Review the terms of the lease, and determine (a) what deductions can be made from the security deposit, and (b) what charges can be made for lease changes or tenant changes. If the amount and type of deduction for "lawyer fee" is included in either of those areas, then it sounds like the landlord did what the lease allowed. But if not, then the deduction could be improper. If you're in the U.S., you could see a lawyer specializing in landlord-tenant law; or there might be a "tenants' union" in your area, which is usually a nonprofit organization that provides information for tenants to exercise their rights.


He deducted it from my security deposit without giving me a chance to review it. I feel like I am being taken advantage of.

Indeed you are, unless this issue in particular is explicitly provided in the terms of the lease. The reason why I use italics for "explicitly" is that the act of adding someone to a lease is not complex enough to warrant assistance by some lawyer. A landlord is not entitled to unreasonable expenses, especially if he failed to notify you beforehand so that you can make an informed decision on how to proceed.

It is unclear whether you question the legitimacy of the receipt, but you are entitled to proof of the alleged expenses. It seems that you have a viable claim under multiple legal theories such as breach of contract and conversion.

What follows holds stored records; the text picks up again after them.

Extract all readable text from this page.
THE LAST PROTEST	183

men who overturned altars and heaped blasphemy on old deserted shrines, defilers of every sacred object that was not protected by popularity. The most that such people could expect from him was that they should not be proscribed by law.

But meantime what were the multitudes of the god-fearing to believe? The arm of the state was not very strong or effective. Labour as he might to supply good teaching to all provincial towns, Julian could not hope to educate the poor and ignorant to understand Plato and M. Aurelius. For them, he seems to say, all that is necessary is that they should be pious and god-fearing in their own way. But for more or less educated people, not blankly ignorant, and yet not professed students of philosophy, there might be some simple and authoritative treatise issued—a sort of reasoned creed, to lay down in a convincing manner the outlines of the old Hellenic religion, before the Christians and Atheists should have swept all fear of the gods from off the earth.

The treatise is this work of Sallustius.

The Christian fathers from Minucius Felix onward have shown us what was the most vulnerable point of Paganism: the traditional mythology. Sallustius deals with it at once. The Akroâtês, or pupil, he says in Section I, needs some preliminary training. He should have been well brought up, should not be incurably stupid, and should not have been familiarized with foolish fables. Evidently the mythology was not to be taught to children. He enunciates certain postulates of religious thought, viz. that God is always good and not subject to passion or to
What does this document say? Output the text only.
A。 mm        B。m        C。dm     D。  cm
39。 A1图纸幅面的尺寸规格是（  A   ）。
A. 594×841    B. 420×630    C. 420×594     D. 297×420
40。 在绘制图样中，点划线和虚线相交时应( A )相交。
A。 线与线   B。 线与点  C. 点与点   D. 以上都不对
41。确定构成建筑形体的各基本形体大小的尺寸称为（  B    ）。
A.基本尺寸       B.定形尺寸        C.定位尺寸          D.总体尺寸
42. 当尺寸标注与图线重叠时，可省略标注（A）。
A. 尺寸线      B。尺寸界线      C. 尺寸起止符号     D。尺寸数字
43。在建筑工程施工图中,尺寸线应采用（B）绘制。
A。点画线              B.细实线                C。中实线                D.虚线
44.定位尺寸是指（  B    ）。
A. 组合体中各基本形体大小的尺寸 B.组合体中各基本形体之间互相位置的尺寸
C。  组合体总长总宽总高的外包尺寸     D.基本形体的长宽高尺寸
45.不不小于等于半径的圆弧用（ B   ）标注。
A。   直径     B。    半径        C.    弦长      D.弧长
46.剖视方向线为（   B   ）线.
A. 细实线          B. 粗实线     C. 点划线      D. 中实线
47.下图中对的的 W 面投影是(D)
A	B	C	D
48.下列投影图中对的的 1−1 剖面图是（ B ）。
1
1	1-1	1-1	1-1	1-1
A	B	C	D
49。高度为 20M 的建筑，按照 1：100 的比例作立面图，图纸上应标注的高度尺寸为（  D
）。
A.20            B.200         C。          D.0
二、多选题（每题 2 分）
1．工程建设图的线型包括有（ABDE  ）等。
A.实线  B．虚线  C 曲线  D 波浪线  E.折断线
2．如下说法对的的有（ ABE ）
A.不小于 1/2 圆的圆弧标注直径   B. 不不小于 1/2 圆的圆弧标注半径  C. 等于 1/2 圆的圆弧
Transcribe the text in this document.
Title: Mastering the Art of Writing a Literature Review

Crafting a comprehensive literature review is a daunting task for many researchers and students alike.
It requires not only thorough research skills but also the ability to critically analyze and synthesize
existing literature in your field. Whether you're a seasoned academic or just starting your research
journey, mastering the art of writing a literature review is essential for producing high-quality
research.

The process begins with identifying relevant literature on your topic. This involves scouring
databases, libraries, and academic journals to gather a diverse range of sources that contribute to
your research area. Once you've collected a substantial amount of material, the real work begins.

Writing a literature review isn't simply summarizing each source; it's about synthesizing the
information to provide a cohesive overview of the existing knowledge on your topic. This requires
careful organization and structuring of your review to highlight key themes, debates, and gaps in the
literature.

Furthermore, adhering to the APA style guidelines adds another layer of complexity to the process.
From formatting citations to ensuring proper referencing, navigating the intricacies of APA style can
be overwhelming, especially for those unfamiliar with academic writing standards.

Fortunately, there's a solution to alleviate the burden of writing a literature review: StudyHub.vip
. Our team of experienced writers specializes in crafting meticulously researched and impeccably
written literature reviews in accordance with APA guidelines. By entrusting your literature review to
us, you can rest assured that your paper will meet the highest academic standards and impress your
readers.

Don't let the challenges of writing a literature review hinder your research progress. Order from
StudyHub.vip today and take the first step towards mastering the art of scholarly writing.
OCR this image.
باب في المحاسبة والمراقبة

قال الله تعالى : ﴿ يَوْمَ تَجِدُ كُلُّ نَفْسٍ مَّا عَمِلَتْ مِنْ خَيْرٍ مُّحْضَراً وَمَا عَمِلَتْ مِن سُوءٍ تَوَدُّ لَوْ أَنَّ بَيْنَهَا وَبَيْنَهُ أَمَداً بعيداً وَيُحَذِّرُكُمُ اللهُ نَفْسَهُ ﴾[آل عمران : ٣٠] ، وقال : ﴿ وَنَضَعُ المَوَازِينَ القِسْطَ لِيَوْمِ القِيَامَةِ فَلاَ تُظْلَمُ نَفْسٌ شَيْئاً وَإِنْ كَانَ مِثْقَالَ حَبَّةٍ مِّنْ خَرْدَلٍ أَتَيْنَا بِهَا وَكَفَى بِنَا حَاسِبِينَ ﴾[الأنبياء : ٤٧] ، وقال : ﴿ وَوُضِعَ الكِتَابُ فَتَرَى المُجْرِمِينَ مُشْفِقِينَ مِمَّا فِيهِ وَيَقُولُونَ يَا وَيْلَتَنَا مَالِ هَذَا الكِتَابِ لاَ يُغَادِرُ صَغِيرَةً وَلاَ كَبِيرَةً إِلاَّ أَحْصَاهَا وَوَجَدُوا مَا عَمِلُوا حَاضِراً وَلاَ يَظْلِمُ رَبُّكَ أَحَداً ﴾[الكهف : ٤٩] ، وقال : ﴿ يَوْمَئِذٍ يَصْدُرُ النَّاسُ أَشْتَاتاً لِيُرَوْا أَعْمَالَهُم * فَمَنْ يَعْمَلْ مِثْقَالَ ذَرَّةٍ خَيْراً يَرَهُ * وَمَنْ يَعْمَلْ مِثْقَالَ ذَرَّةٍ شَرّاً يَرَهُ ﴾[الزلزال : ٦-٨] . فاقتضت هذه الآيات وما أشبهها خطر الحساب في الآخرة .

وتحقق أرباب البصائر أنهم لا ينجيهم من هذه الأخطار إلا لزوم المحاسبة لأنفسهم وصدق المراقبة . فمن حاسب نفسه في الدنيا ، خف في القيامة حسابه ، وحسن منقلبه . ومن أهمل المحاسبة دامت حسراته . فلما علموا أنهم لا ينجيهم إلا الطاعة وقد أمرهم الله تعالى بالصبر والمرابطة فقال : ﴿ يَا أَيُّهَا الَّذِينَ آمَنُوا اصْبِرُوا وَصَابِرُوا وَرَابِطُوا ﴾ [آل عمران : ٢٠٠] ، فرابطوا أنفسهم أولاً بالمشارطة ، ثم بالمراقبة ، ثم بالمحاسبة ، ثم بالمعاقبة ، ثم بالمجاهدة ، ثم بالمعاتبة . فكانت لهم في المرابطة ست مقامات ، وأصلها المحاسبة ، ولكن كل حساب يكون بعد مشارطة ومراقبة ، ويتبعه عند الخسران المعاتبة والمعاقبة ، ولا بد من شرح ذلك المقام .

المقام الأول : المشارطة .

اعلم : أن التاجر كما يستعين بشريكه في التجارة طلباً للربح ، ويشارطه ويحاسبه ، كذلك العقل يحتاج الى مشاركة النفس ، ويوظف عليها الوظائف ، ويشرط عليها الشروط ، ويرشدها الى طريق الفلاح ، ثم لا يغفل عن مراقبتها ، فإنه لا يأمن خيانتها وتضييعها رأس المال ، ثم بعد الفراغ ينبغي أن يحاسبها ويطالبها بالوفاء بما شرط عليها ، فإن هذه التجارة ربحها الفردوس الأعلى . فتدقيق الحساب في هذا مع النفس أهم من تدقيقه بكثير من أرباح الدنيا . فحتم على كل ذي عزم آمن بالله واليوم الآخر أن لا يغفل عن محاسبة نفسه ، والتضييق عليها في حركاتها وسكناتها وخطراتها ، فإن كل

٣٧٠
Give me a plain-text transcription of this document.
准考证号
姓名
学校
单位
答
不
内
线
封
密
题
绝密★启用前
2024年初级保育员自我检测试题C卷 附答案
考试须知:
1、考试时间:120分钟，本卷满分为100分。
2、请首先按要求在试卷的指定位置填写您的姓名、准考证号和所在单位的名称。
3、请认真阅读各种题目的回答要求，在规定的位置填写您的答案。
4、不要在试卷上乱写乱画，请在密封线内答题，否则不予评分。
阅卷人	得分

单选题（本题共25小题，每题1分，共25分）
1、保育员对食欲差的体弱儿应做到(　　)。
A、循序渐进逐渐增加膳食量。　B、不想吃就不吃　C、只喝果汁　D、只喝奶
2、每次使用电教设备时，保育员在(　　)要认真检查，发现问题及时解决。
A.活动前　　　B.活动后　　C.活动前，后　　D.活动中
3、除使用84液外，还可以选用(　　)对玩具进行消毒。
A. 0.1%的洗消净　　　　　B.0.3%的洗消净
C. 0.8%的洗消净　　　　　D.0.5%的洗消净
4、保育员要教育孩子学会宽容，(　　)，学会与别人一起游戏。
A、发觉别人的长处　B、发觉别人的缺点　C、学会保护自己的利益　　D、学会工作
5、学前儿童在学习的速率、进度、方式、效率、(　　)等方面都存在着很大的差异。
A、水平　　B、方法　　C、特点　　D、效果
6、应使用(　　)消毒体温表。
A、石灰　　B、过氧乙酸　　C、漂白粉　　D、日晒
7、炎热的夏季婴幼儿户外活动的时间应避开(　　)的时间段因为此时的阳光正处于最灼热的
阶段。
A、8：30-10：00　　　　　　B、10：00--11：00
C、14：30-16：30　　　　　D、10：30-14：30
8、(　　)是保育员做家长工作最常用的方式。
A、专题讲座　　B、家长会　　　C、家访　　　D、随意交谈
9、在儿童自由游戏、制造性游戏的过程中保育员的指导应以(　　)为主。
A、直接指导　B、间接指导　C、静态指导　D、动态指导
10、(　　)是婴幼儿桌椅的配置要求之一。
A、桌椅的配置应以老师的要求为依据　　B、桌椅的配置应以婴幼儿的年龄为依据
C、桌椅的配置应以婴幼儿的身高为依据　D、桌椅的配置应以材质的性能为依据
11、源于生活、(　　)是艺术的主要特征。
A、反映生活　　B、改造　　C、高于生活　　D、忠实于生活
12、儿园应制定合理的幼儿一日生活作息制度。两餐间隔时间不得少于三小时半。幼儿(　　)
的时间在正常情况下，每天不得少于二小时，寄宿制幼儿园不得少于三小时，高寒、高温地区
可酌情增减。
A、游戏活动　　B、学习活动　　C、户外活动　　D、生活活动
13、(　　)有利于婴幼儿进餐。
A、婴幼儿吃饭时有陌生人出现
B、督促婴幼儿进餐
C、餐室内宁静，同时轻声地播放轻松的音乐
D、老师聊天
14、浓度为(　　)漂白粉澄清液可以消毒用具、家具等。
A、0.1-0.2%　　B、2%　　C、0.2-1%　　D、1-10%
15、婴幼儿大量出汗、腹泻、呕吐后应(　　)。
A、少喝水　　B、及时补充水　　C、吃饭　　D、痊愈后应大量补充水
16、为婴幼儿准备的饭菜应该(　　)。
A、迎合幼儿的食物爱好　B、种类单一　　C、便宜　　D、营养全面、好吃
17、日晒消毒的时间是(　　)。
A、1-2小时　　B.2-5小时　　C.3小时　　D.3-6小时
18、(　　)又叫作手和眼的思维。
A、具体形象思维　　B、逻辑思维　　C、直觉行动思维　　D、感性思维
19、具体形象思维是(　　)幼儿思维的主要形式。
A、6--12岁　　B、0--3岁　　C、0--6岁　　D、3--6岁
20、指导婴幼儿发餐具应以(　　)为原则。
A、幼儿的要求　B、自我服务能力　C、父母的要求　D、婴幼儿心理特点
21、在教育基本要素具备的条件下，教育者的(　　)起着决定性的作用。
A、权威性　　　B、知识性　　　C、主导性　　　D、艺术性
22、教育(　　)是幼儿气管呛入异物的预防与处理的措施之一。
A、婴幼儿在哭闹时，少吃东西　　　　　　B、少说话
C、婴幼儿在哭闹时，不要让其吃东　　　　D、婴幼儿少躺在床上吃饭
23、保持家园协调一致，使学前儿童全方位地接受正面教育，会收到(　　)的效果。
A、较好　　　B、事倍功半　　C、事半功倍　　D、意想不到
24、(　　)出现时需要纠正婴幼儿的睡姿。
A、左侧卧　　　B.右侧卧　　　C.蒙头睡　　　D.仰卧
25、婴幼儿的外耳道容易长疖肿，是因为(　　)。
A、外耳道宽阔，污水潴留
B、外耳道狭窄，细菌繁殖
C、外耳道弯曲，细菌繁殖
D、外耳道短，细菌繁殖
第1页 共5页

You did not specify your jurisdiction and the amount in dispute. In some countries the tenant might be required to undergo an "alternative dispute resolution" (ADR) venue instead of court. The amount in dispute is also relevant for determining whether the matter would have to be litigated in Small Claims Court or the non-US equivalent. If the lease provides for ADR, then that takes priority regarding how to proceed.

Be sure that your subsequent interaction with the landlord be in writing, since that might make it easier for you to prove your claims.